Now for the highlights:

  • The owner of multiple laboratories has been indicted by a federal grand jury in Louisiana for an allegedly fraudulent scheme involving bribes and kickbacks paid to purported marketers, call centers, and telemedicine companies in order to solicit patients for cardiovascular and genetic testing at no cost to them and to obtain doctor’s orders for such testing regardless of whether the tests were medically necessary. According to the indictment, the owner and other co-defendants then submitted more than $174 million in false claims to Medicare for these unnecessary medical tests and equipment. The indictment is available here.
  • A federal grand jury in Florida indicted two individuals who owned and operated a network of companies that marketed and supplied durable medical equipment (DME) for an allegedly fraudulent scheme involving kickbacks and bribes to recruiters in exchange for the referral of patients and physician orders for DME orders for Medicare beneficiaries. The indictment alleges these orders were also false and fabricated in that there was no physician/patient relationship and the DME was not medically necessary and resulted in fraudulent bills to Medicare of over $1.7 million. The indictment is available here.
  • A Georgia owner and operator of multiple DME companies that provided orthotic braces to patients, including Medicare beneficiaries, has also been charged with participating in a scheme of fraud involving DME and paid telemarking companies. In his case, the defendants allegedly obtained Medicare beneficiary information from international call centers, packaged as “leads,” which they then used to call the beneficiaries and get them to accept braces, often medically unnecessary, that they marketed as free or low-cost.
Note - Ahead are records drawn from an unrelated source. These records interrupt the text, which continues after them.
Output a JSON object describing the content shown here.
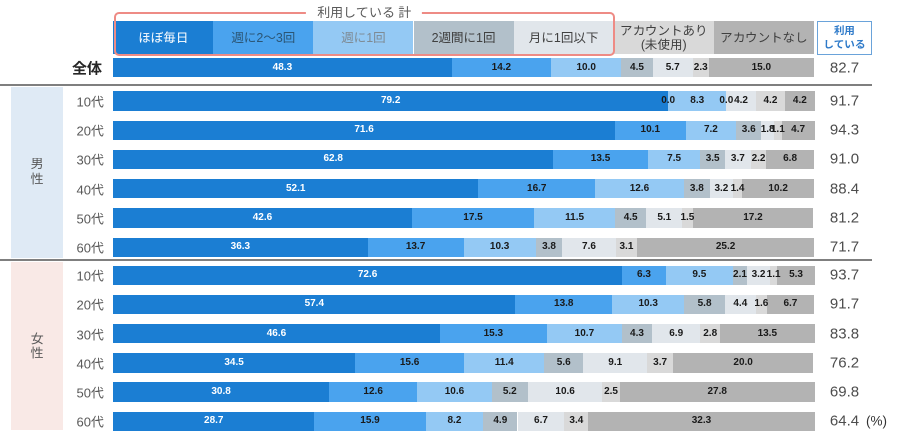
{
  "header": {
    "bracket_label": "利用している 計",
    "total_box_label": "利用\nしている"
  },
  "footer": {
    "unit_label": "(%)"
  },
  "colors": {
    "bracket_border": "#ee8b85",
    "total_box_border": "#6aa3da",
    "total_box_text": "#2e7ac9",
    "separator": "#7f7f7f",
    "male_band": "#dfeaf5",
    "female_band": "#f9e9e6"
  },
  "chart_data": {
    "type": "bar",
    "stacked": true,
    "orientation": "horizontal",
    "value_unit": "%",
    "axis": {
      "min": 0,
      "max": 100
    },
    "bracket_covers_first_n_series": 5,
    "series": [
      {
        "name": "ほぼ毎日",
        "color": "#1b7ed3",
        "label_color": "#ffffff",
        "legend_text_color": "#ffffff"
      },
      {
        "name": "週に2〜3回",
        "color": "#4aa3ee",
        "label_color": "#1a1a1a",
        "legend_text_color": "#2b5574"
      },
      {
        "name": "週に1回",
        "color": "#94c9f4",
        "label_color": "#1a1a1a",
        "legend_text_color": "#7e8a93"
      },
      {
        "name": "2週間に1回",
        "color": "#b2c0ca",
        "label_color": "#1a1a1a",
        "legend_text_color": "#404040"
      },
      {
        "name": "月に1回以下",
        "color": "#e1e6eb",
        "label_color": "#1a1a1a",
        "legend_text_color": "#404040"
      },
      {
        "name": "アカウントあり\n(未使用)",
        "color": "#d9d9d9",
        "label_color": "#1a1a1a",
        "legend_text_color": "#404040"
      },
      {
        "name": "アカウントなし",
        "color": "#b3b3b3",
        "label_color": "#1a1a1a",
        "legend_text_color": "#404040"
      }
    ],
    "total_column_name": "利用している",
    "groups": [
      {
        "label": "",
        "rows": [
          {
            "label": "全体",
            "values": [
              48.3,
              14.2,
              10.0,
              4.5,
              5.7,
              2.3,
              15.0
            ],
            "total": 82.7
          }
        ]
      },
      {
        "label": "男性",
        "rows": [
          {
            "label": "10代",
            "values": [
              79.2,
              0.0,
              8.3,
              0.0,
              4.2,
              4.2,
              4.2
            ],
            "total": 91.7
          },
          {
            "label": "20代",
            "values": [
              71.6,
              10.1,
              7.2,
              3.6,
              1.8,
              1.1,
              4.7
            ],
            "total": 94.3
          },
          {
            "label": "30代",
            "values": [
              62.8,
              13.5,
              7.5,
              3.5,
              3.7,
              2.2,
              6.8
            ],
            "total": 91.0
          },
          {
            "label": "40代",
            "values": [
              52.1,
              16.7,
              12.6,
              3.8,
              3.2,
              1.4,
              10.2
            ],
            "total": 88.4
          },
          {
            "label": "50代",
            "values": [
              42.6,
              17.5,
              11.5,
              4.5,
              5.1,
              1.5,
              17.2
            ],
            "total": 81.2
          },
          {
            "label": "60代",
            "values": [
              36.3,
              13.7,
              10.3,
              3.8,
              7.6,
              3.1,
              25.2
            ],
            "total": 71.7
          }
        ]
      },
      {
        "label": "女性",
        "rows": [
          {
            "label": "10代",
            "values": [
              72.6,
              6.3,
              9.5,
              2.1,
              3.2,
              1.1,
              5.3
            ],
            "total": 93.7
          },
          {
            "label": "20代",
            "values": [
              57.4,
              13.8,
              10.3,
              5.8,
              4.4,
              1.6,
              6.7
            ],
            "total": 91.7
          },
          {
            "label": "30代",
            "values": [
              46.6,
              15.3,
              10.7,
              4.3,
              6.9,
              2.8,
              13.5
            ],
            "total": 83.8
          },
          {
            "label": "40代",
            "values": [
              34.5,
              15.6,
              11.4,
              5.6,
              9.1,
              3.7,
              20.0
            ],
            "total": 76.2
          },
          {
            "label": "50代",
            "values": [
              30.8,
              12.6,
              10.6,
              5.2,
              10.6,
              2.5,
              27.8
            ],
            "total": 69.8
          },
          {
            "label": "60代",
            "values": [
              28.7,
              15.9,
              8.2,
              4.9,
              6.7,
              3.4,
              32.3
            ],
            "total": 64.4
          }
        ]
      }
    ]
  }
}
The defendants then paid for completed doctors’ orders for DME, which led to approximately $6 million billed to Medicare that resulted in just under $4 million in reimbursement. The information is available here.
  • A specific focus on fraudulent schemes involving cardiovascular genetic testing has led to indictments such as one in Florida charging conspiracy to receive health care kickbacks whereby the defendant and his co-conspirators, all marketers, solicited and received kickbacks and bribes from laboratories in exchange for referral of Medicare beneficiaries for cardiovascular genetic testing. The scheme resulted in approximately $3.4 million in claims to Medicare and allegedly $1.4 million in remuneration to the conspirators. The indictment is available here.
  • The owner of Medicare-enrolled laboratories in Texas and California has also been indicted on charges involving false claim submissions for cardiovascular genetic testing obtained through kickbacks and bribes to telemarketing companies. The false claims to Medicare are alleged to have been $142 million, for which Medicare reimbursed approximately $95 million. The indictment is available here.

As described in Part One, many of the other recent enforcement actions involve similar patterns of conduct that the OIG outlined in its Special Fraud Alert as “suspect characteristics.” It is important for providers to be forewarned and cognizant of these suspect characteristics before entering into any arrangements involving telemedicine, as ignorance of the law is no defense. Because fraudulent schemes will often implicate multiple complex and interrelated federal laws, including the Federal Anti-Kickback Statute, even accidental ensnarement can lead to criminal, civil, and/or administrative liability on the part of the participants.

For more information, the Special Fraud alert is linked here: https://oig.hhs.gov/documents/root/1045/sfa-telefraud.pdf


[1] OIG includes telehealth, telemedicine, and telemarketing services under the broad definitional umbrella of “Telemedicine Companies.”

[2] The OIG’s Special Fraud Alerts can be found online here.

[3] DOJ’s July 20, 2022 Press Release can be found online here.